According to the Alabama Department of Labor, the number of unemployed county residents increased to 7.1 percent of the workforce in May, from 6.5 percent in April. There were 278 more unemployed residents in May, but also a gain of 100 jobs in the leisure and hospitality sector. Some economists say the gains in the area's leisure and hospitality sector are part of a greater trend across the state and a possible indication of economic improvement.
Though the county's unemployment rate grew slightly in May, it was still lower than during the same month last year, which was 7.5 percent. The statistics show the county had 4,800 people in May employed in leisure and hospitality, which includes hotels and restaurants — an increase from 4,700 people employed in that sector in April.

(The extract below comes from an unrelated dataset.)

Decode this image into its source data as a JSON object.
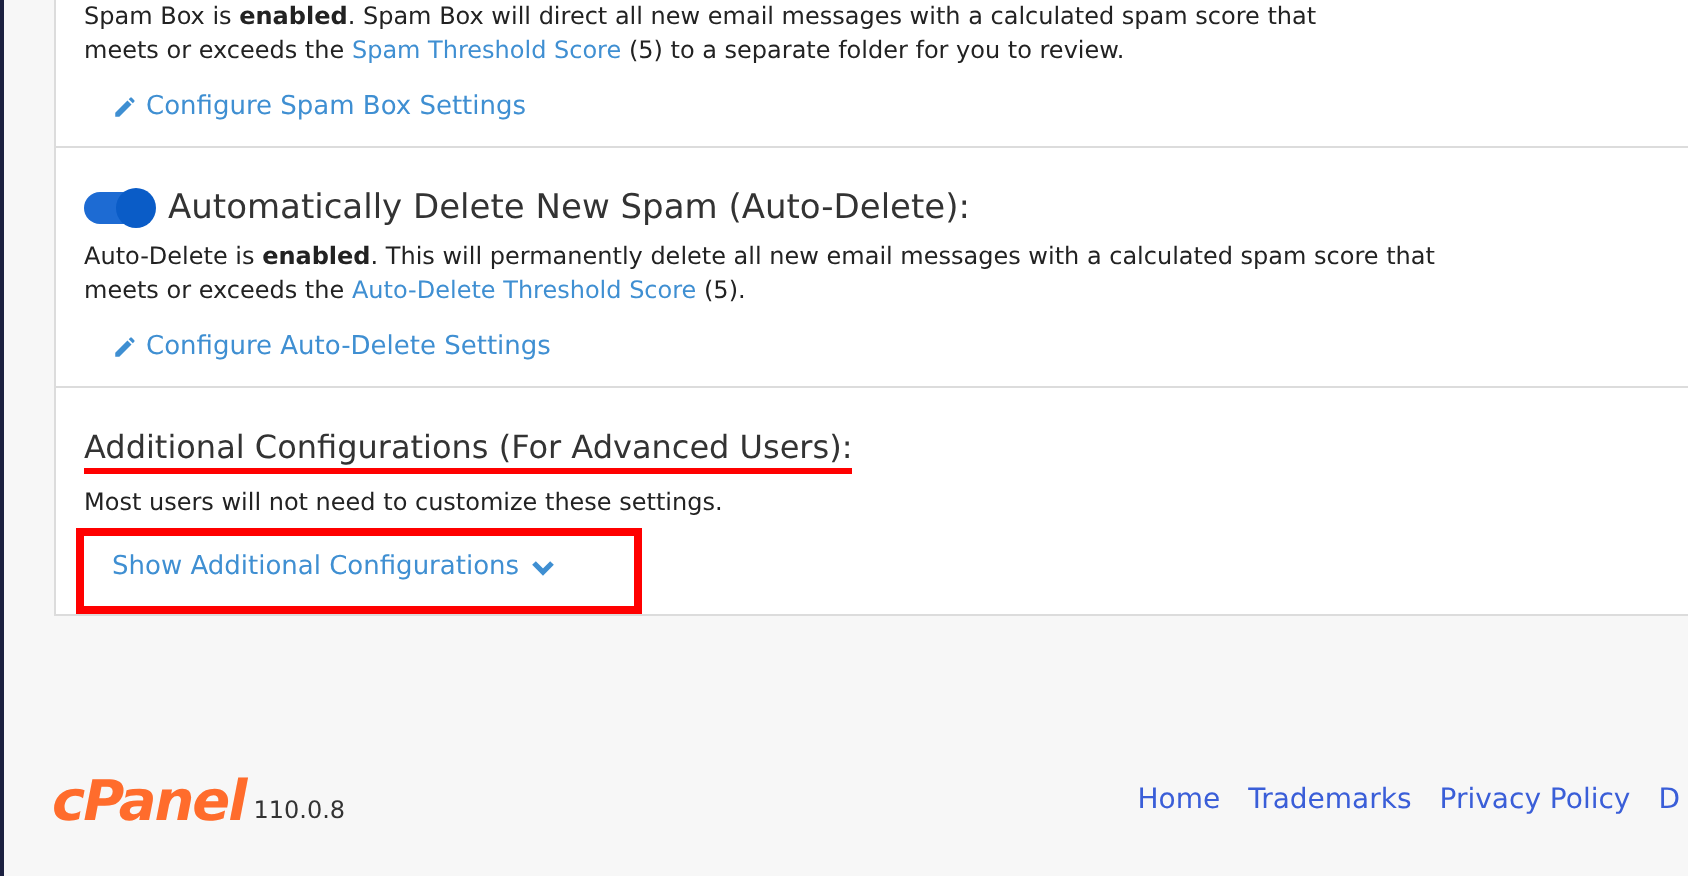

Meanwhile, the state's unemployment rate dropped slightly to 6.8 percent in May from 6.9 percent in April, with a gain of 6,215 jobs. Of those, 4,200 jobs were in the leisure and hospitality sector, the statistics show.
James Cover, economist at the University of Alabama, said the job growth in the leisure and hospitality sector is a possible sign more residents are confident about the economy and are willing to spend more money.
"You would expect this number to improve as the economy improves," Cover said of the job growth.
Keivan Deravi, economist at Auburn University Montgomery, said that though the leisure and hospitality sector typically gains jobs during the summer, the statistics take that into account and are adjusted accordingly.
"They adjust for the summer season, so those numbers must be growth in the sector," Deravi said.
Rhonda Brown, manager of Long Leaf Lodge at McClellan, said her hotel has had improved business in recent months.
"Now through the end of August I'm booked," Brown said Friday.
Brown said her hotel is seeing more business among cyclists interested in the biking trails around the county. Efforts have been underway for years to turn Calhoun County into a hub for cycling and mountain biking. A project is underway to expand mountain biking trails on Coldwater Mountain.
But the hotel is also seeing more business from weddings, she said.
"We will be busy during the summer with wedding parties ... and then those in the wedding parties stay here," she said.
Brown added the the front entrance of the Long Leaf Lodge was recently renovated and updated due to business growth.
Larry Fidel, president of the Alabama Hospitality Association, said leisure and hospitality has improved considerably in recent years since the recession hit in 2008.
"Alabama has become a more important tourism state," Fidel said. "Tourism increases here every year."
Apart from its beaches, Alabama has much outdoor recreation to offer, such as mountains, hiking and biking trails and various golf courses, Fidel said.
"The state has done a wonderful job of marketing its wonders," Fidel said.
Cover said, however, that though people are spending more money on tourism, the economy is still in a long recovery phase.
"The people who have jobs have been doing better," Cover said. "The problem is the people who don't have jobs."